Fare penya é una espressione tipica catalana che si usa quando si vuole unire gli sforzi nella stessa direzione, tutti insieme, contribuendo ciascuno come puo’.
In questi giorni tutta Barcellona sta facendo Penya.
Rita
Grazie Rita per la tua testimonianza.
Anche se il commento di Rita riguardo un evento luttuoso e tristissimo come Angelo ha già rilevato, ho apprezzato la testimonianza che ci arriva da Barcellona che ci fornisce una lettura dell’evento davvero visto dall’interno e ci fa sentire il clima di coesione che caratterizza quella popolazione. E’ davvero significativa l’immagine della ” penya ” perchè rappresenta con grande efficacia lo spirito di quel popolo e la volontà di non cedere alla barbarie. Grazie Rita ( che non conosco ) per la sensibilità con la quale ha voluto raccontarci l’evento da un punto di vista personale ed umanissimo.

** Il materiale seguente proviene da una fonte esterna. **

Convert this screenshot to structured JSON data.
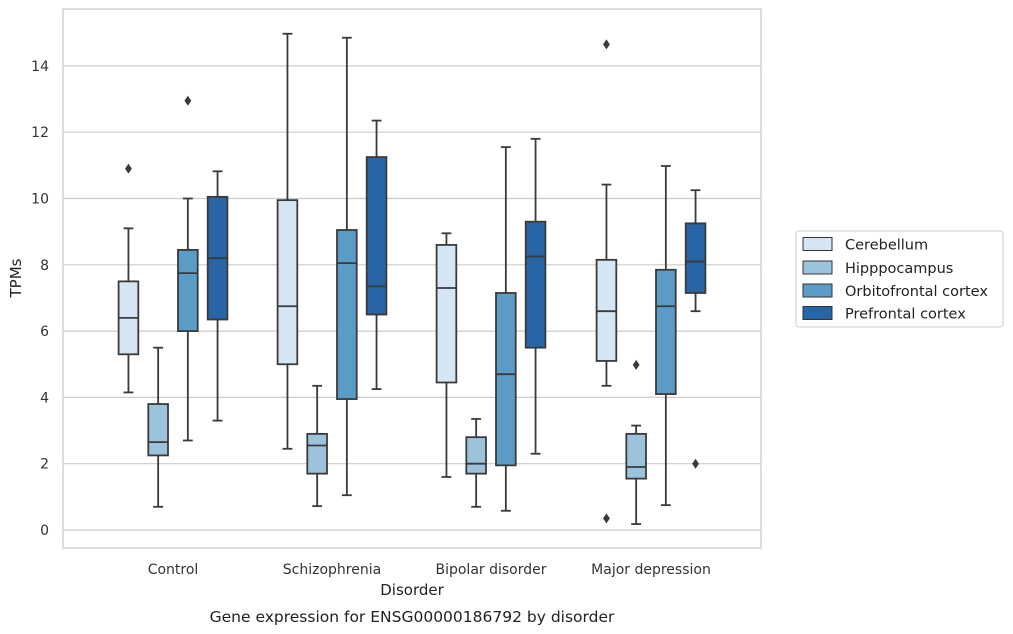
{
  "chart_data": {
    "type": "box",
    "title": "",
    "caption": "Gene expression for ENSG00000186792 by disorder",
    "xlabel": "Disorder",
    "ylabel": "TPMs",
    "ylim": [
      -0.5,
      15.6
    ],
    "yticks": [
      0,
      2,
      4,
      6,
      8,
      10,
      12,
      14
    ],
    "grid": "horizontal",
    "legend_placement": "right",
    "categories": [
      "Control",
      "Schizophrenia",
      "Bipolar disorder",
      "Major depression"
    ],
    "series": [
      {
        "name": "Cerebellum",
        "color": "#d6e5f3",
        "boxes": [
          {
            "whislo": 4.15,
            "q1": 5.3,
            "med": 6.4,
            "q3": 7.5,
            "whishi": 9.1,
            "fliers": [
              10.9
            ]
          },
          {
            "whislo": 2.45,
            "q1": 5.0,
            "med": 6.75,
            "q3": 9.95,
            "whishi": 14.97,
            "fliers": []
          },
          {
            "whislo": 1.6,
            "q1": 4.45,
            "med": 7.3,
            "q3": 8.6,
            "whishi": 8.95,
            "fliers": []
          },
          {
            "whislo": 4.35,
            "q1": 5.1,
            "med": 6.6,
            "q3": 8.15,
            "whishi": 10.42,
            "fliers": [
              14.65,
              0.35
            ]
          }
        ]
      },
      {
        "name": "Hipppocampus",
        "color": "#9dc3dc",
        "boxes": [
          {
            "whislo": 0.7,
            "q1": 2.25,
            "med": 2.65,
            "q3": 3.8,
            "whishi": 5.5,
            "fliers": []
          },
          {
            "whislo": 0.72,
            "q1": 1.7,
            "med": 2.55,
            "q3": 2.9,
            "whishi": 4.35,
            "fliers": []
          },
          {
            "whislo": 0.7,
            "q1": 1.7,
            "med": 2.0,
            "q3": 2.8,
            "whishi": 3.35,
            "fliers": []
          },
          {
            "whislo": 0.18,
            "q1": 1.55,
            "med": 1.9,
            "q3": 2.9,
            "whishi": 3.15,
            "fliers": [
              4.98
            ]
          }
        ]
      },
      {
        "name": "Orbitofrontal cortex",
        "color": "#5b9cc6",
        "boxes": [
          {
            "whislo": 2.7,
            "q1": 6.0,
            "med": 7.75,
            "q3": 8.45,
            "whishi": 10.0,
            "fliers": [
              12.95
            ]
          },
          {
            "whislo": 1.05,
            "q1": 3.95,
            "med": 8.05,
            "q3": 9.05,
            "whishi": 14.85,
            "fliers": []
          },
          {
            "whislo": 0.58,
            "q1": 1.95,
            "med": 4.7,
            "q3": 7.15,
            "whishi": 11.55,
            "fliers": []
          },
          {
            "whislo": 0.75,
            "q1": 4.1,
            "med": 6.75,
            "q3": 7.85,
            "whishi": 10.98,
            "fliers": []
          }
        ]
      },
      {
        "name": "Prefrontal cortex",
        "color": "#2765a5",
        "boxes": [
          {
            "whislo": 3.3,
            "q1": 6.35,
            "med": 8.2,
            "q3": 10.05,
            "whishi": 10.82,
            "fliers": []
          },
          {
            "whislo": 4.25,
            "q1": 6.5,
            "med": 7.35,
            "q3": 11.25,
            "whishi": 12.35,
            "fliers": []
          },
          {
            "whislo": 2.3,
            "q1": 5.5,
            "med": 8.25,
            "q3": 9.3,
            "whishi": 11.8,
            "fliers": []
          },
          {
            "whislo": 6.6,
            "q1": 7.15,
            "med": 8.1,
            "q3": 9.25,
            "whishi": 10.25,
            "fliers": [
              2.0
            ]
          }
        ]
      }
    ]
  }
}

Rita sta vivendo quello che la mia generazione visse in Italia al tempo del terrorismo (fine anni ’60 sino ai primi anni ’80). Non c’era internet. Ogni volta che la TV interrompeva le trasmissioni per mandare un’edizione straordinaria del telegiornale ti veniva un nodo allo stomaco. Le immagini che scorrevano erano identiche a quelle della Barcellona di ieri. Cambiano le cause, i carnefici, i mandanti, i metodi, ma le pose sgraziate dei morti per terra, lo smarrimento sui visi dei feriti e dei testimoni sono gli stessi. Anche in quegli anni l’orrore sembrava non finire mai. Milano, Brescia, Bologna. E poi decine di altri drammatici scenari. La stragrande maggioranza delle donne e degli uomini di buona volontà che non hanno ceduto alla paura, che sono rimasti aperti alla democrazia, che non sono arretrati di un millimetro rispetto alla legalità, alla solidarietà, al valore della convivenza, alla fine hanno vinto. Così come avverrà anche per questo periodo buio.
Grazie Rita. Un abbraccio a te e alla gente della tua Barcellona.